Apple has also filed a second case alleging Qualcomm had broken the terms of a deal covering how Apple could use technologies it had licensed.
Qualcomm said it was ready to defend its business practices in court.
The lawsuits come soon after US regulators sued Qualcomm, alleging that the firm was guilty of market abuse.
In its legal papers, Apple said Qualcomm was using its dominant position as a supplier of communication chips for mobile phones to squeeze more cash from firms that use its technologies.
In the second legal case, Apple said that Qualcomm had denied it access to chip technologies it was entitled to under the terms of an agreed licensing deal.
In a statement, Qualcomm said it had not yet seen all the details of the two cases.
“These filings by Apple’s Chinese subsidiary are just part of Apple’s efforts to find ways to pay less for Qualcomm’s technology,” said Don Rosenberg, head lawyer for Qualcomm.
He added that Apple was offered terms and conditions that were drawn up in 2015 following a ruling by Chinese trade regulators that dictated how Qualcomm should deal with companies keen to use its modem chips.

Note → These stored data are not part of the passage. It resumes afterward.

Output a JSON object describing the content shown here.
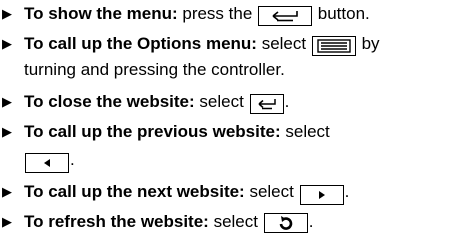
{
  "instructions": [
    {
      "bullet_icon": "triangle-right",
      "lead": "To show the menu:",
      "text_before": "press the",
      "button_icon": "back-icon",
      "text_after": "button."
    },
    {
      "bullet_icon": "triangle-right",
      "lead": "To call up the Options menu:",
      "text_before": "select",
      "button_icon": "menu-lines-icon",
      "text_after": "by",
      "continuation": "turning and pressing the controller."
    },
    {
      "bullet_icon": "triangle-right",
      "lead": "To close the website:",
      "text_before": "select",
      "button_icon": "back-icon",
      "text_after": "."
    },
    {
      "bullet_icon": "triangle-right",
      "lead": "To call up the previous website:",
      "text_before": "select",
      "button_icon": "left-arrow-icon",
      "text_after": "."
    },
    {
      "bullet_icon": "triangle-right",
      "lead": "To call up the next website:",
      "text_before": "select",
      "button_icon": "right-arrow-icon",
      "text_after": "."
    },
    {
      "bullet_icon": "triangle-right",
      "lead": "To refresh the website:",
      "text_before": "select",
      "button_icon": "refresh-icon",
      "text_after": "."
    }
  ]
}
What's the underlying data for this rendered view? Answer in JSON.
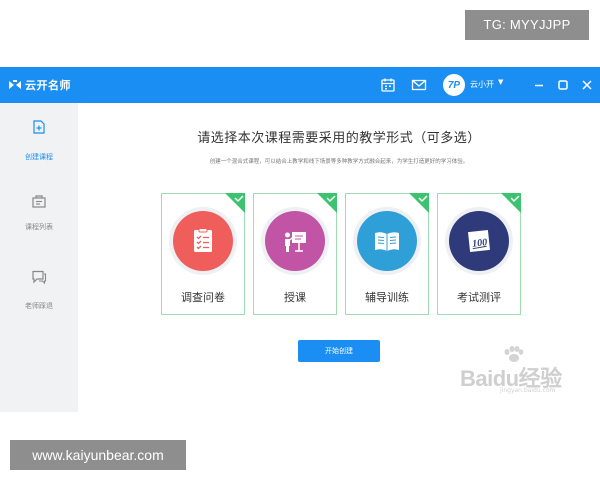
{
  "overlay": {
    "tg_badge": "TG: MYYJJPP",
    "url_badge": "www.kaiyunbear.com"
  },
  "titlebar": {
    "app_name": "云开名师",
    "username": "云小开",
    "avatar_text": "7P",
    "accent_color": "#1a8ef2",
    "icons": [
      "calendar-icon",
      "mail-icon",
      "minimize-icon",
      "maximize-icon",
      "close-icon"
    ]
  },
  "sidebar": {
    "items": [
      {
        "label": "创建课程",
        "icon": "add-course-icon",
        "active": true
      },
      {
        "label": "课程列表",
        "icon": "course-list-icon",
        "active": false
      },
      {
        "label": "老师踩退",
        "icon": "chat-icon",
        "active": false
      }
    ]
  },
  "main": {
    "title": "请选择本次课程需要采用的教学形式（可多选）",
    "description": "创建一个混合式课程，可以结合上教学和线下场景等多种教学方式融合起来，为学生打造更好的学习体验。",
    "cards": [
      {
        "label": "调查问卷",
        "color": "#f05e5b",
        "icon": "survey-icon",
        "selected": true
      },
      {
        "label": "授课",
        "color": "#c254a6",
        "icon": "teaching-icon",
        "selected": true
      },
      {
        "label": "辅导训练",
        "color": "#2f9fd8",
        "icon": "tutoring-icon",
        "selected": true
      },
      {
        "label": "考试测评",
        "color": "#2f3a7a",
        "icon": "exam-icon",
        "selected": true
      }
    ],
    "exam_badge": "100",
    "start_button": "开始创建"
  },
  "watermark": {
    "text": "Baidu经验",
    "sub": "jingyan.baidu.com"
  }
}
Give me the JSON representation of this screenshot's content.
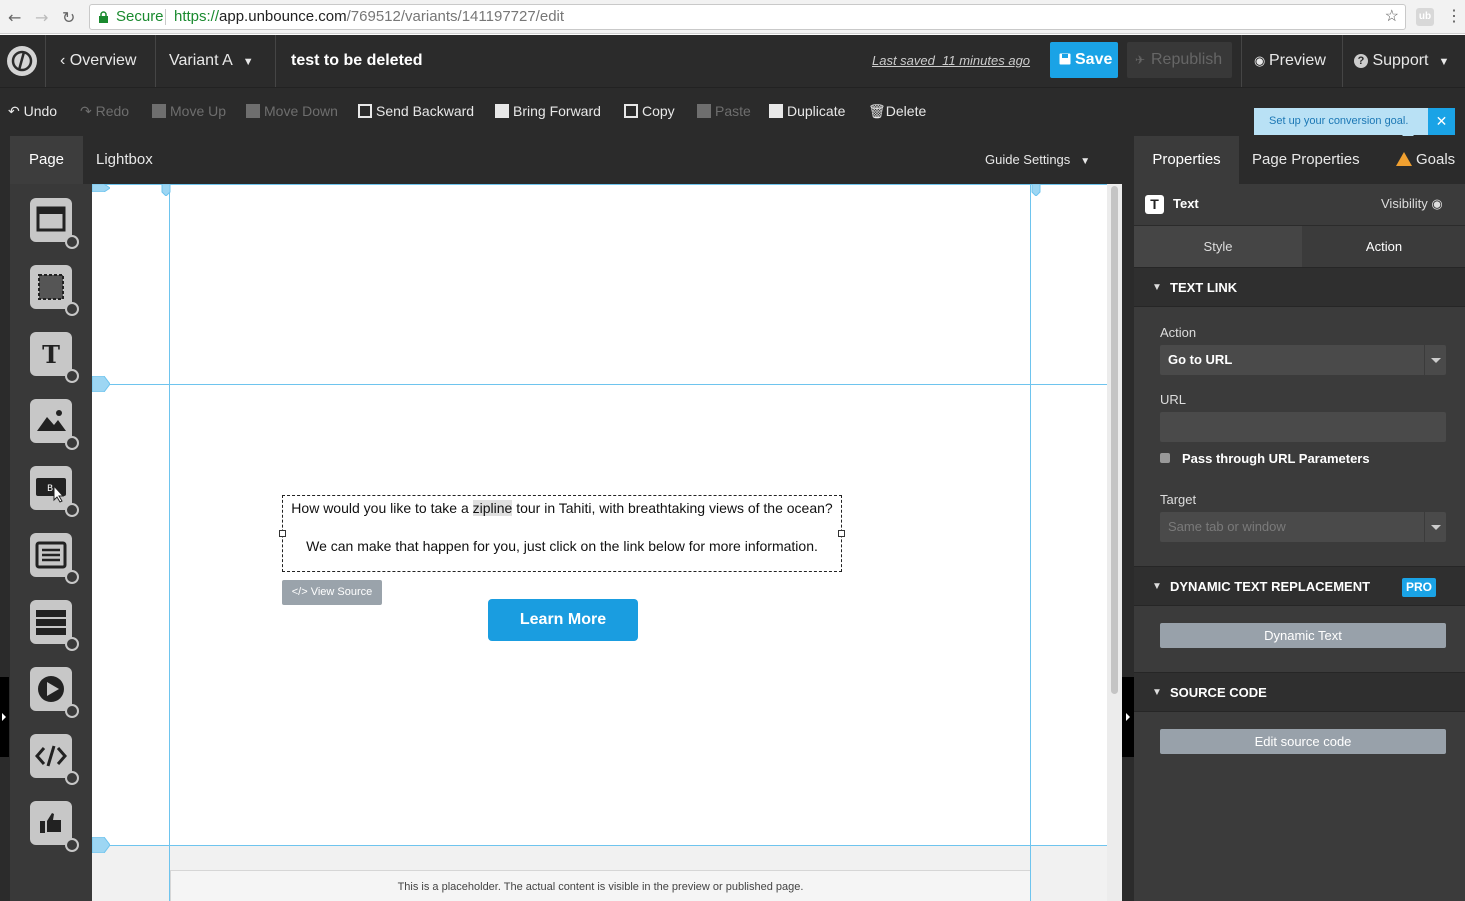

More than 100 Chinese firms signed up to these terms and conditions, he said, adding that Apple “refused to even consider them”.
“Qualcomm is prepared to defend its business model anywhere in the world,” said Mr Rosenberg.
Last week, the US Federal Trade Commission sued Qualcomm claiming it had abused its dominance in modem chips for mobile phones. The FTC said Qualcomm’s use of low licensing fees was helping it to enforce its monopoly.
In response, Qualcomm said the FTC complaint was based on a “flawed legal theory” and “significant misconceptions” about the way the mobile industry worked.
Soon after the FTC filed its complaint, Apple followed up with its own legal action seeking $1bn (£793m) in rebates and accusing Qualcomm of overcharging it for chips.
Qualcomm said it planned to fight both legal cases.
The chip-maker has been hit with legal challenges and regulatory action around the world over the last few years.
In December 2016, South Korean regulators fined it 1.03trn won (£698m) for breaking competition laws.
In 2015, it paid a $975m (£775m) fine in China following an anti-trust probe. The European Commission has also accused it of anti-competitive practices.